After Welsh legend Ivor Allchurch at number 25, the number 24 spot on our countdown of the greatest 30 players to have worn the black-and-white of Newcastle United goes to a man who was a fixture in the side for 13 years in the 1960s and 1970s.
Local boy Frank Clark joined the Magpies as a part-timer in 1962 but was nearly prevented from having a professional football career at all when his leg was broken in two places by Liverpool hard man Tommy Smith in a reserve game before he had even made his debut for the first team.
He finally made his debut in 1964, and quickly became the automatic first choice at left-back under Joe Harvey, playing a vital role as the club won promotion to the first division in 1965.
No no-nonsense, classic style of defender, Clark was a crucial member of Harvey's side for the next decade, and was part of one of the greatest successes in the club's history when they won the European Inter-Cities Fairs Cup in 1969.
The following year Clark was an almost ever-present in the defence which conceded just 35 league goals on the way to a 7th-place finish in the First Division, the club's highest position in some 19 years.
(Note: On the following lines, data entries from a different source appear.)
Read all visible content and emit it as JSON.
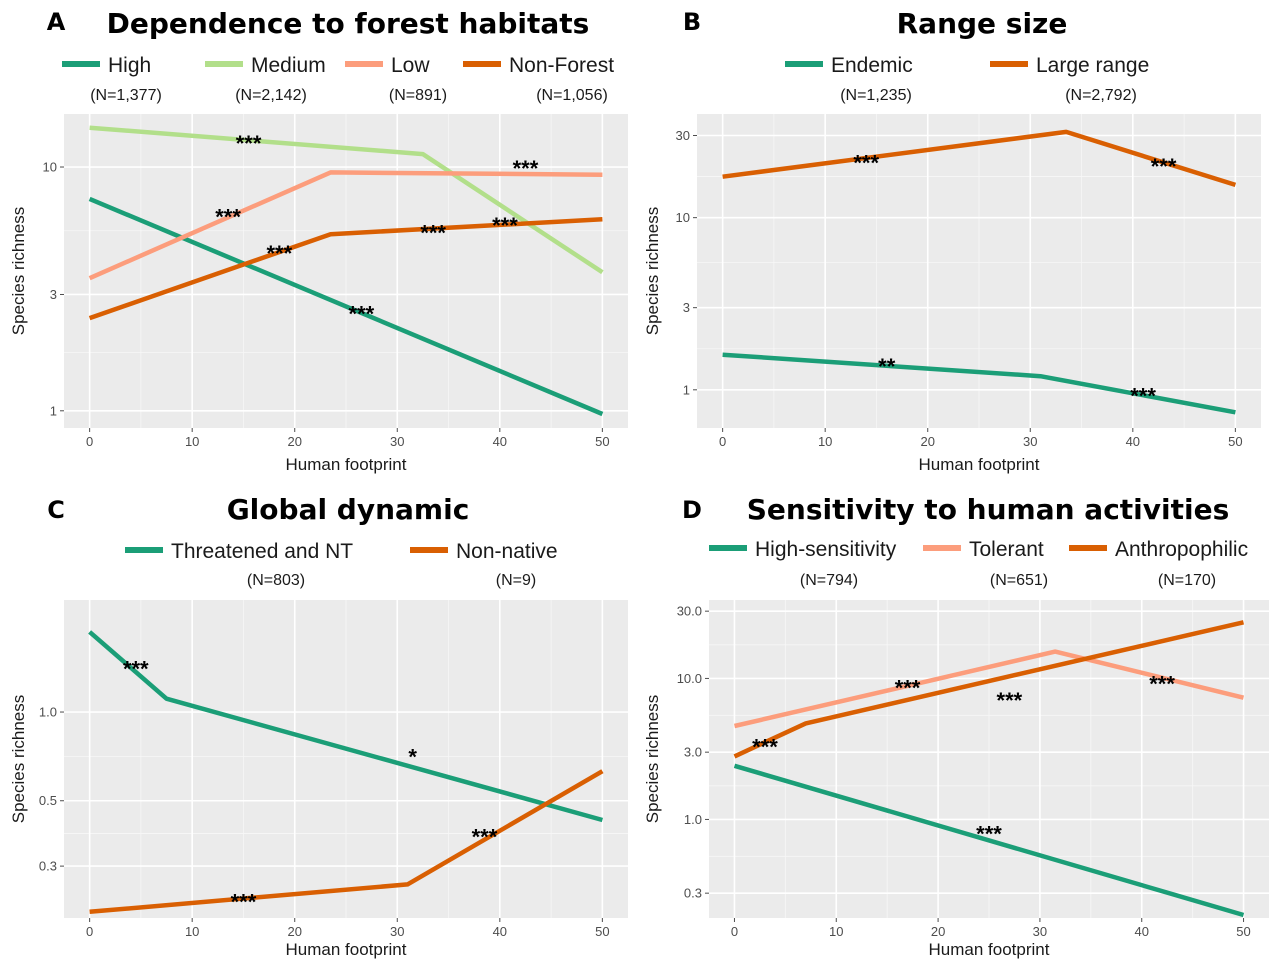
{
  "chart_data": [
    {
      "letter": "A",
      "title": "Dependence to forest habitats",
      "type": "line",
      "xlabel": "Human footprint",
      "ylabel": "Species richness",
      "xlim": [
        -2.5,
        52.5
      ],
      "ylim": [
        0.85,
        16.5
      ],
      "yscale": "log",
      "xticks": [
        0,
        10,
        20,
        30,
        40,
        50
      ],
      "yticks": [
        1,
        3,
        10
      ],
      "yticklabels": [
        "1",
        "3",
        "10"
      ],
      "grid": true,
      "legend_position": "top",
      "series": [
        {
          "name": "High",
          "n_label": "(N=1,377)",
          "color": "#1b9e77",
          "x": [
            0,
            50
          ],
          "y": [
            7.4,
            0.97
          ]
        },
        {
          "name": "Medium",
          "n_label": "(N=2,142)",
          "color": "#b2df8a",
          "x": [
            0,
            32.5,
            50
          ],
          "y": [
            14.5,
            11.3,
            3.7
          ]
        },
        {
          "name": "Low",
          "n_label": "(N=891)",
          "color": "#fc9d7c",
          "x": [
            0,
            23.5,
            50
          ],
          "y": [
            3.5,
            9.5,
            9.3
          ]
        },
        {
          "name": "Non-Forest",
          "n_label": "(N=1,056)",
          "color": "#d95f02",
          "x": [
            0,
            23.5,
            50
          ],
          "y": [
            2.4,
            5.3,
            6.1
          ]
        }
      ],
      "annotations": [
        {
          "text": "***",
          "x": 15.5,
          "y": 13.0
        },
        {
          "text": "***",
          "x": 42.5,
          "y": 10.3
        },
        {
          "text": "***",
          "x": 13.5,
          "y": 6.5
        },
        {
          "text": "***",
          "x": 40.5,
          "y": 6.0
        },
        {
          "text": "***",
          "x": 33.5,
          "y": 5.6
        },
        {
          "text": "***",
          "x": 18.5,
          "y": 4.6
        },
        {
          "text": "***",
          "x": 26.5,
          "y": 2.6
        }
      ]
    },
    {
      "letter": "B",
      "title": "Range size",
      "type": "line",
      "xlabel": "Human footprint",
      "ylabel": "Species richness",
      "xlim": [
        -2.5,
        52.5
      ],
      "ylim": [
        0.6,
        40
      ],
      "yscale": "log",
      "xticks": [
        0,
        10,
        20,
        30,
        40,
        50
      ],
      "yticks": [
        1,
        3,
        10,
        30
      ],
      "yticklabels": [
        "1",
        "3",
        "10",
        "30"
      ],
      "grid": true,
      "legend_position": "top",
      "series": [
        {
          "name": "Endemic",
          "n_label": "(N=1,235)",
          "color": "#1b9e77",
          "x": [
            0,
            31,
            50
          ],
          "y": [
            1.6,
            1.2,
            0.74
          ]
        },
        {
          "name": "Large range",
          "n_label": "(N=2,792)",
          "color": "#d95f02",
          "x": [
            0,
            33.5,
            50
          ],
          "y": [
            17.3,
            31.5,
            15.5
          ]
        }
      ],
      "annotations": [
        {
          "text": "***",
          "x": 14,
          "y": 22
        },
        {
          "text": "***",
          "x": 43,
          "y": 21
        },
        {
          "text": "**",
          "x": 16,
          "y": 1.45
        },
        {
          "text": "***",
          "x": 41,
          "y": 0.98
        }
      ]
    },
    {
      "letter": "C",
      "title": "Global dynamic",
      "type": "line",
      "xlabel": "Human footprint",
      "ylabel": "Species richness",
      "xlim": [
        -2.5,
        52.5
      ],
      "ylim": [
        0.2,
        2.4
      ],
      "yscale": "log",
      "xticks": [
        0,
        10,
        20,
        30,
        40,
        50
      ],
      "yticks": [
        0.3,
        0.5,
        1.0
      ],
      "yticklabels": [
        "0.3",
        "0.5",
        "1.0"
      ],
      "grid": true,
      "legend_position": "top",
      "series": [
        {
          "name": "Threatened and NT",
          "n_label": "(N=803)",
          "color": "#1b9e77",
          "x": [
            0,
            7.5,
            50
          ],
          "y": [
            1.87,
            1.11,
            0.43
          ]
        },
        {
          "name": "Non-native",
          "n_label": "(N=9)",
          "color": "#d95f02",
          "x": [
            0,
            31,
            50
          ],
          "y": [
            0.21,
            0.26,
            0.63
          ]
        }
      ],
      "annotations": [
        {
          "text": "***",
          "x": 4.5,
          "y": 1.45
        },
        {
          "text": "*",
          "x": 31.5,
          "y": 0.73
        },
        {
          "text": "***",
          "x": 38.5,
          "y": 0.39
        },
        {
          "text": "***",
          "x": 15,
          "y": 0.235
        }
      ]
    },
    {
      "letter": "D",
      "title": "Sensitivity to human activities",
      "type": "line",
      "xlabel": "Human footprint",
      "ylabel": "Species richness",
      "xlim": [
        -2.5,
        52.5
      ],
      "ylim": [
        0.2,
        36
      ],
      "yscale": "log",
      "xticks": [
        0,
        10,
        20,
        30,
        40,
        50
      ],
      "yticks": [
        0.3,
        1.0,
        3.0,
        10.0,
        30.0
      ],
      "yticklabels": [
        "0.3",
        "1.0",
        "3.0",
        "10.0",
        "30.0"
      ],
      "grid": true,
      "legend_position": "top",
      "series": [
        {
          "name": "High-sensitivity",
          "n_label": "(N=794)",
          "color": "#1b9e77",
          "x": [
            0,
            50
          ],
          "y": [
            2.4,
            0.21
          ]
        },
        {
          "name": "Tolerant",
          "n_label": "(N=651)",
          "color": "#fc9d7c",
          "x": [
            0,
            31.5,
            50
          ],
          "y": [
            4.6,
            15.5,
            7.3
          ]
        },
        {
          "name": "Anthropophilic",
          "n_label": "(N=170)",
          "color": "#d95f02",
          "x": [
            0,
            7,
            50
          ],
          "y": [
            2.8,
            4.8,
            25.0
          ]
        }
      ],
      "annotations": [
        {
          "text": "***",
          "x": 3,
          "y": 3.5
        },
        {
          "text": "***",
          "x": 17,
          "y": 9.2
        },
        {
          "text": "***",
          "x": 27,
          "y": 7.5
        },
        {
          "text": "***",
          "x": 42,
          "y": 9.8
        },
        {
          "text": "***",
          "x": 25,
          "y": 0.85
        }
      ]
    }
  ]
}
In total, Clark played 486 times for the North East club before moving on from St. James' Park in 1975 at the same time as Harvey ended his spell as manager.
The greatest successes of Clark's career would actually come after he left Newcastle at the age of 32 to move to Nottingham Forest, who were about to be propelled to unprecedented heights by their new manager Brain Clough.
Clark would win a league title, two League Cups and the European Cup in his four years at Forest, but it was at Newcastle that he developed into a player capable of winning those honours, and he is rightly remembered as a hero of a bygone era on Tyneside.